四谷資金にまつわる事件のよくある死因として「自殺」があげられるが、これは自殺ではなく「幇助自殺」で誰かに殺されたのだ。変死や不審な「自殺」が国営の鉄道の線路付近で横行した。
 この二つの資金(四谷資金・キーナン資金)は最終的に「M資金」へと流れ込み、まずは控えめな二〇億ドルで始まったが、急速に拡大し、一九五〇年までには日本の国民総生産のほぼ一〇%になるまでに至った。これから得られた利益で、日本の自衛隊の前身が整備されたし、自由党と民主党とが合同する資金(いわゆる五五年体制)に投入され、合同が成立して自民党となった権力者たちは日本の主導権をそれから五五年間独占したのだ。

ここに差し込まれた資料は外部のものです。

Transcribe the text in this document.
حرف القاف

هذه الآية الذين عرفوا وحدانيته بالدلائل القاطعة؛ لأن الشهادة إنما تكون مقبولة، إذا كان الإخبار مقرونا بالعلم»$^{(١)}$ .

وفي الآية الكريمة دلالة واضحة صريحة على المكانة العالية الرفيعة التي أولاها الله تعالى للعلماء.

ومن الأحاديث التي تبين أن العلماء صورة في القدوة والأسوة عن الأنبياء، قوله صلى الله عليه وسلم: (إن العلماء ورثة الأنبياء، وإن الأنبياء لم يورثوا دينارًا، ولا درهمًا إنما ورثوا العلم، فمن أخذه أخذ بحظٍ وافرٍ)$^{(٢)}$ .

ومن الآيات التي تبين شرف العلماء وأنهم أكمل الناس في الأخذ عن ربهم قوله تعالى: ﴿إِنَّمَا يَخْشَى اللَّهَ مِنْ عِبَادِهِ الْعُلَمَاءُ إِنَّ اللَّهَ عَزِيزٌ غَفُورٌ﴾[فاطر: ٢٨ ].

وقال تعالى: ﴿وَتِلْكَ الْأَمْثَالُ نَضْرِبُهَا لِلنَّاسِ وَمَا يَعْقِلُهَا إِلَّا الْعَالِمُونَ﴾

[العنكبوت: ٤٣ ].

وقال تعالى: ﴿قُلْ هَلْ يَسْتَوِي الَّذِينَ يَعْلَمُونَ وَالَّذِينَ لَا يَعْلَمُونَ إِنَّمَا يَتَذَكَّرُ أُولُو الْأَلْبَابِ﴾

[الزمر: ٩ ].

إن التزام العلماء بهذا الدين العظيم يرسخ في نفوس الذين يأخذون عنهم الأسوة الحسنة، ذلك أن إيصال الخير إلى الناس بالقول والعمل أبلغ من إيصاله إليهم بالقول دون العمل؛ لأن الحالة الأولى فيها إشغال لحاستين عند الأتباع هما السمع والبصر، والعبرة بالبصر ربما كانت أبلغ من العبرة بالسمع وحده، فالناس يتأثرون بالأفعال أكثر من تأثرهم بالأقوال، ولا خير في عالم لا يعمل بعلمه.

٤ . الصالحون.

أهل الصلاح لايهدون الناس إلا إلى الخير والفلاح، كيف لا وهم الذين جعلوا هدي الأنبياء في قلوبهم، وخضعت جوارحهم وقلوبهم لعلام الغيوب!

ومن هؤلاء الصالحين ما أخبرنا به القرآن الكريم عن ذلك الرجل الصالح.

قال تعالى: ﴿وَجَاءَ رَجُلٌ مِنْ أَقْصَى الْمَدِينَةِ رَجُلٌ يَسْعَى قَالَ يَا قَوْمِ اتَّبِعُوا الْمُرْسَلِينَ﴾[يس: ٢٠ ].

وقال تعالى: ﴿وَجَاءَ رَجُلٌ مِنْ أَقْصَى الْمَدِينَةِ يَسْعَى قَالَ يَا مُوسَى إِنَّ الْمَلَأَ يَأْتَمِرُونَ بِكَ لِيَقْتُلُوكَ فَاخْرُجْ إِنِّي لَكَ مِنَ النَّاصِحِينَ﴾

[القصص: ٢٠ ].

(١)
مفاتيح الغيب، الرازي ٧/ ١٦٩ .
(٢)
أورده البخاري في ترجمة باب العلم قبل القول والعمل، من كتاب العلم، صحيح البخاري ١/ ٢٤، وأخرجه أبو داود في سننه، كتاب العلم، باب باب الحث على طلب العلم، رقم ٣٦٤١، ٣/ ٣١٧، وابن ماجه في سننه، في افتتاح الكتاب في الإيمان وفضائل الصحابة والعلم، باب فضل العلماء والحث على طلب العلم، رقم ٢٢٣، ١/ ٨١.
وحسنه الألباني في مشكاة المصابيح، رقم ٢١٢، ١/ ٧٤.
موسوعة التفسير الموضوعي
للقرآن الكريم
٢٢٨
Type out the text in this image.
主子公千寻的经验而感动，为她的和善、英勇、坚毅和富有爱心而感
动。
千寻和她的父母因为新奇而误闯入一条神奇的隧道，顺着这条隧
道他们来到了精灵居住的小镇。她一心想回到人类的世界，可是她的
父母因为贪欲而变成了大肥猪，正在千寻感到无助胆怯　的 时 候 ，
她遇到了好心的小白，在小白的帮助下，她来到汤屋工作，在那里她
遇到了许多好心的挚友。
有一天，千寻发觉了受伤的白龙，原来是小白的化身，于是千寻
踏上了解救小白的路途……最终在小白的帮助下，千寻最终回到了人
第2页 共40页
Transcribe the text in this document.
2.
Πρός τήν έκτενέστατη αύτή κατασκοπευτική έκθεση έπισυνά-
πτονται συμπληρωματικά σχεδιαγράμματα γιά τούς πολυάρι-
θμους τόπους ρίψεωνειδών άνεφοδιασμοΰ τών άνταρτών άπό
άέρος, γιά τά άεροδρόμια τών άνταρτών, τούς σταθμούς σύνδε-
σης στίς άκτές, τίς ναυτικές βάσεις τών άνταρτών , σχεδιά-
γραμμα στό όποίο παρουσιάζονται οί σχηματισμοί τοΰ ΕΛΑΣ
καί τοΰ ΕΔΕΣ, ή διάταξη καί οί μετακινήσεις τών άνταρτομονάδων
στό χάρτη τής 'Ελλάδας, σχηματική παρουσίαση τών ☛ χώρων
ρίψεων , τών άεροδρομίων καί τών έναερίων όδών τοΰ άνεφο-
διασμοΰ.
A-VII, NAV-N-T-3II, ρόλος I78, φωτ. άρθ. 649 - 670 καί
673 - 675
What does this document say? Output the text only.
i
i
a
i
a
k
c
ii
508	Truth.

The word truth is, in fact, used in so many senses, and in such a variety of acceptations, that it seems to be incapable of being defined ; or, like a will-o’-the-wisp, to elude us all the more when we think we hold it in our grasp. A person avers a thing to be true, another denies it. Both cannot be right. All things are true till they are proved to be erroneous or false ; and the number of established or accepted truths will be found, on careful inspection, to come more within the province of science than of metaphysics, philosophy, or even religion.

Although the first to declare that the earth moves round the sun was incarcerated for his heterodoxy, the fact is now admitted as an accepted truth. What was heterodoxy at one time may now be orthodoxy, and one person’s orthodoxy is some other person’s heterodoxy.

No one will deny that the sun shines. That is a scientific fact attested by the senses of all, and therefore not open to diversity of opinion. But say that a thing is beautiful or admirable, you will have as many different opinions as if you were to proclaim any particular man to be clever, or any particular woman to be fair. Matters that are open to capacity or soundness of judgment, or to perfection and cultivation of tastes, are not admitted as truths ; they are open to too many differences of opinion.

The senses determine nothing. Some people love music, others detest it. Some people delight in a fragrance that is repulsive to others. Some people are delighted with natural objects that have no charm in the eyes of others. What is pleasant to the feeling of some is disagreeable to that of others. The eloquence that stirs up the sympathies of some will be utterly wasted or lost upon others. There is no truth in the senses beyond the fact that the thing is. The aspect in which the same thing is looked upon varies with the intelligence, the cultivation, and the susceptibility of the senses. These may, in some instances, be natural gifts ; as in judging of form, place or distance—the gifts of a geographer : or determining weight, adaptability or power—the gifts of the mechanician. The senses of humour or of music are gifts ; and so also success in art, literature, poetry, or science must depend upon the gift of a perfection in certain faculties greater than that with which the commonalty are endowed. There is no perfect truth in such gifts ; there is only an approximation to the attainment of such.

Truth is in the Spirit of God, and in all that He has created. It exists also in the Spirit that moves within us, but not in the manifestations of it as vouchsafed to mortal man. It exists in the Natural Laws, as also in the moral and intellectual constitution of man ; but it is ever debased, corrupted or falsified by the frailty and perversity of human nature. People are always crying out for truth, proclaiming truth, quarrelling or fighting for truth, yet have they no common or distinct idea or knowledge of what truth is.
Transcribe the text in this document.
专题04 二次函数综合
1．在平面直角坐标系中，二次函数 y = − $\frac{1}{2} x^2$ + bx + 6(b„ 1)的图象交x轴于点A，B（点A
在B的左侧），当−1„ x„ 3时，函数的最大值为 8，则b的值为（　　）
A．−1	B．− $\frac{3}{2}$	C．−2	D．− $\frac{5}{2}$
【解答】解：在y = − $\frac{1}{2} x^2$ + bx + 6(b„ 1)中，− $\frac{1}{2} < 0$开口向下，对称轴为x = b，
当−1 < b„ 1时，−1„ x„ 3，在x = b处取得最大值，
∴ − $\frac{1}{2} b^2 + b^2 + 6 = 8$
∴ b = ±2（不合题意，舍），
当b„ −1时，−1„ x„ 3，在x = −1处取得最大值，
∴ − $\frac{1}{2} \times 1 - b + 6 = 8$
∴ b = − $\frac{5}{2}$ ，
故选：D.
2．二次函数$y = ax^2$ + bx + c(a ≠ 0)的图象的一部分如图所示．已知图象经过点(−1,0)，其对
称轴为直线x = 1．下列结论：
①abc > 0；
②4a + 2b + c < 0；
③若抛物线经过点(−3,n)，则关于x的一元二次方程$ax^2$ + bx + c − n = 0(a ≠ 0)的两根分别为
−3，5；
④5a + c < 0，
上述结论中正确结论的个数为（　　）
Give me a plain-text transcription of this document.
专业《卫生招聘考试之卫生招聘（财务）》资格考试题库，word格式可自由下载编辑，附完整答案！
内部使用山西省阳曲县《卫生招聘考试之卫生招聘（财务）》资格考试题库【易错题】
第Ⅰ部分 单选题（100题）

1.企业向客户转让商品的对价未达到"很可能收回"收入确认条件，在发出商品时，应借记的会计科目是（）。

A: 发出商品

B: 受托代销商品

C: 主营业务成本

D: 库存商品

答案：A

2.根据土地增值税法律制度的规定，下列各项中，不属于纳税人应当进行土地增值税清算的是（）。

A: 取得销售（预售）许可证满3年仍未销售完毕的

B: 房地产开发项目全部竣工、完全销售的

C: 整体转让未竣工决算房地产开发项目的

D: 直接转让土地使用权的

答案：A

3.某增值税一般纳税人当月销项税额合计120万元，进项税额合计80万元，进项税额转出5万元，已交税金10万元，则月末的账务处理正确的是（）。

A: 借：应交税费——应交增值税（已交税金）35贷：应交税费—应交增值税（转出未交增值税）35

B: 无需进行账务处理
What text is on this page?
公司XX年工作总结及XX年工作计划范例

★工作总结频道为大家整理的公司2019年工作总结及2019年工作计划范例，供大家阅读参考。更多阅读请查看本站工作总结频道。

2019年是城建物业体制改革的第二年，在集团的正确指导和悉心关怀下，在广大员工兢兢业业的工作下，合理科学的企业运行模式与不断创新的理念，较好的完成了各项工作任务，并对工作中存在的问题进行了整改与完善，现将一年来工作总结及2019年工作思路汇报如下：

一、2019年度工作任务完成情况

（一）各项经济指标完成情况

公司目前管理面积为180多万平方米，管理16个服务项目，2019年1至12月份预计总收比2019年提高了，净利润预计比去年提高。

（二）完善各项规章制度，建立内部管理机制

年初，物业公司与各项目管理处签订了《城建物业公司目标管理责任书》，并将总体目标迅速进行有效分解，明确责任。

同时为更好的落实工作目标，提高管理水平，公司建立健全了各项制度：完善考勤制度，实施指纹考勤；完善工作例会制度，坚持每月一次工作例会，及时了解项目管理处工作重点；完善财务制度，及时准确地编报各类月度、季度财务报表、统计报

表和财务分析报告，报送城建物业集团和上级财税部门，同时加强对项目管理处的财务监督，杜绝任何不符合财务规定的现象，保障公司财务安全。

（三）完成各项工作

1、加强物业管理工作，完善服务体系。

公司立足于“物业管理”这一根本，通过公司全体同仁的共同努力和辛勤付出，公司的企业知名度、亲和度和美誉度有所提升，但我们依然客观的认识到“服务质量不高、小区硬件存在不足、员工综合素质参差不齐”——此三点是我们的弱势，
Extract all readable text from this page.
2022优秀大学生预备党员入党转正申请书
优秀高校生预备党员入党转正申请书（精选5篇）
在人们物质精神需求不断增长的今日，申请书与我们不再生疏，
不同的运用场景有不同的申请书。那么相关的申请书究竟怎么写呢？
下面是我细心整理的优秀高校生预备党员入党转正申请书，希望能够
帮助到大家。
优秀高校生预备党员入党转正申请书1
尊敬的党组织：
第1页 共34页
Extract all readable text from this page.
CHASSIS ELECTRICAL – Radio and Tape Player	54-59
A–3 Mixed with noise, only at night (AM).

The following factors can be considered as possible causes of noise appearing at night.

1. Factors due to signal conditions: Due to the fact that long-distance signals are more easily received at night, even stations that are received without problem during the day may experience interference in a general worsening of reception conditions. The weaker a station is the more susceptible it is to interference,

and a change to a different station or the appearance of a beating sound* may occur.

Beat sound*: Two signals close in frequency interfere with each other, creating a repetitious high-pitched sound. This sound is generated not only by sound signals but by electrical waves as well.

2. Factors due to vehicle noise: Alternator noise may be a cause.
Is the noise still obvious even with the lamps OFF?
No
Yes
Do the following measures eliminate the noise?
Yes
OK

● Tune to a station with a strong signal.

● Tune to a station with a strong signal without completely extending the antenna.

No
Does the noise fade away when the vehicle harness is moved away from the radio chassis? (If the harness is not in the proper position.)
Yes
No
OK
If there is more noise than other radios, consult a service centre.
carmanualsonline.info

 M資金は、キシ・ノブスケ(戦時の閣僚として奴隷労働の活用に積極的に関与し、また一九三〇年代から副業として麻薬にも手を出していた。)が、親分として慕うオガタ・タケトラ(「ポカポン(POKAPON)」というCIAのコードネームがある。)を保守合同の長とし、総理大臣にするための資金としても支出された。それほど親米派でない民主党のライバル、ハトヤマ・イチローに対抗するためである。M資金からは全ての政治家にご祝儀としてカネが配られたが自民党派閥に対しては特に大きな報酬を支払った。キシが一九五七年~一九六〇年の三年間の首相在任期間に、自民党はCIA(究極的には国務省)の秘密資金から毎年一千万ドル受け取っていたというのは事実であり、五五年体制づくりにそのカネが使われたことはCIA評価に関する公文書が公開されて確定している。
 CIAは、戦後の数十年間、主にフィリピンで未発見の「ヤマシタ・トレジャー」(黄金の百合)狩りに加わった。日本やアメリカからのトレジャー・ハンターがフィリピンに蜜に群がるハチ、あるいはずっとまずいものにたかるハエのように、生き埋めの現場や、財宝を載せた船が日本降伏のわずか数日前に急ぎ退散した海域に集まった。
 *
 ワシントンの各代の大統領がお気に入りの独裁者の一人、フィリピン大統領フェルディナンド・マルコスは、一九六五年以後、この宝探しに割り込み、CIAの専用飛行機(その名も「麻薬号」)、アメリカ空軍機、さらにアメリカ海軍の船を使って発見された金塊を各地に移動した。マルコスは「黒いカネ」を各地に分散するシステム(CIAの犯罪銀行ネットワーク)を利用した。たとえば、オーストラリアのヌガン・ハンド銀行 (Nugan-Hand Bank)が良い例だが、同行の理事会には退役アメリカ情報将校がずらりと並んでいる。
 マルコス、そしてマルコス後のフィリピン大統領コリー・アキノもまた、CIA、ペンタゴンとつながっており、ゴールド・ラッシュに加わった。コリーでさえ、アメリカ軍需産業や民間諜報組織の助けを借りなければこの国を統治できないのだ。
CIA内部では、泥棒連中のやり口はご多分に漏れず、略奪者と政治家によるジョイント・ベンチャーだった。お互いを殺し合う裏切りや惨事にいたる仲たがいでイベントが中断することがしばしば起きた。
 アメリカ大統領ビル・クリントンも、ヤマシタの黄金を巡る前任者達(CIA)の秘密主義を継続した。クリントンはワシントンが当惑するような日本の反応を避けるため、CIAに命じて、アメリカの公開文書記録からアジアにおける黄金の百合文書を取り除くことを許可した。つまり、日本のある部分について、公文書の開示時期を五〇年から七五年に延長させたのだ。
シーグレーブ夫妻によれば、ジョージ・ブッシュ(息子)大統領政権になって二週間後に、アメリカ海軍の船二隻と海軍特殊部隊(SEAL)が、アメリカ連邦準備銀行の金準備高をニセモノからホンモノに変えるため、さらなる黄金回収をフィリピンに求めて人員を派遣したのだ。アメリカは今や火のクルマだからだ。』と解説されている。